UK inflation could hit 15% by early 2023, experts say

Annual UK inflation could hit as much as 15% by early 2023, experts have predicted, as sharp new energy price rises drive up the cost of living.

On the eve of the Bank of England’s latest interest rate decision, the Resolution Foundation think tank said price pressures were likely to be stronger and last longer than the Bank had previously forecast .

The Bank’s monetary policy committee, which said in June it expected inflation to reach just above 11% in October, is poised to raise official borrowing costs on Thursday for a sixth consecutive month despite signs that the ‘economy is weakening.

The latest monthly service sector health check from S&P Global and the Chartered Institute of Procurement and Supply found that activity among private companies operating in the services sector has fallen to its lowest level since the lockdown of early winter 2021.

Tim Moore, Chief Economist at S&P Global Market Intelligence, said: “The reduced levels of discretionary spending by consumers and efforts by businesses to contain spending due to rising inflation have combined to compress demand in the service economy.

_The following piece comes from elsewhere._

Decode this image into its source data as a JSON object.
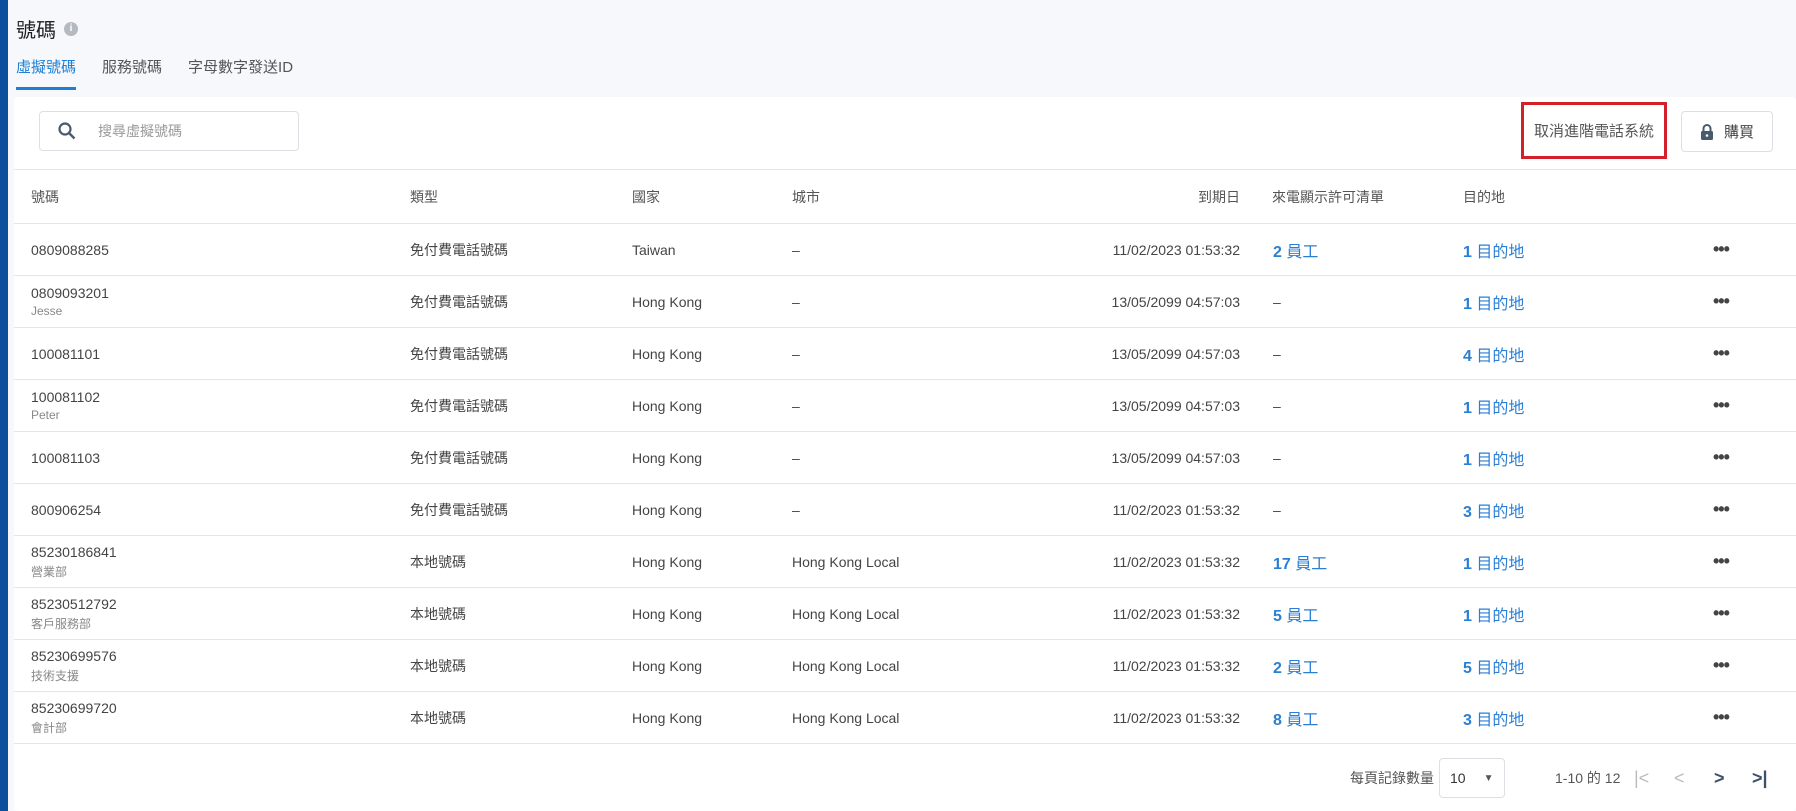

“The near-term outlook also looks subdued, as new order growth remained near a 16-month low in June and business optimism was the second weakest since May 2020.”

The Resolution Foundation noted some good news on inflation as some commodity prices fell, including oil, but this was being offset by rising gas costs. As a result, the UK’s annual energy price cap is now expected to rise from just under £2,000 to around £3,500 when the new October figure is announced at the end of the month.

Jack Leslie, senior economist at the Resolution Foundation, said: “The outlook for inflation is highly uncertain, largely driven by unpredictable gas prices, but developments in recent months suggest the Bank of England is likely to anticipate a higher and later peak for inflation – potentially up to 15% in early 2023.

“While market prices for some commodities such as oil, corn and wheat have fallen from their peak earlier this year, these prices have not yet fed into the costs of consumer and remain considerably higher than in January”.

In its annual assessment of the UK, the Organization for Economic Co-operation and Development (OECD) said a strong post-pandemic recovery was coming to an end and the economy faced slower growth with inflation growing and labor shortage.

Mathias Cormann, OECD Secretary-General, said: “Like other economies around the world, the UK economy faces a number of headwinds, with pre-existing structural challenges exacerbated by the pandemic and war of aggression of Russia against Ukraine.

“The key to stronger economic growth and better opportunities will be stronger productivity growth.”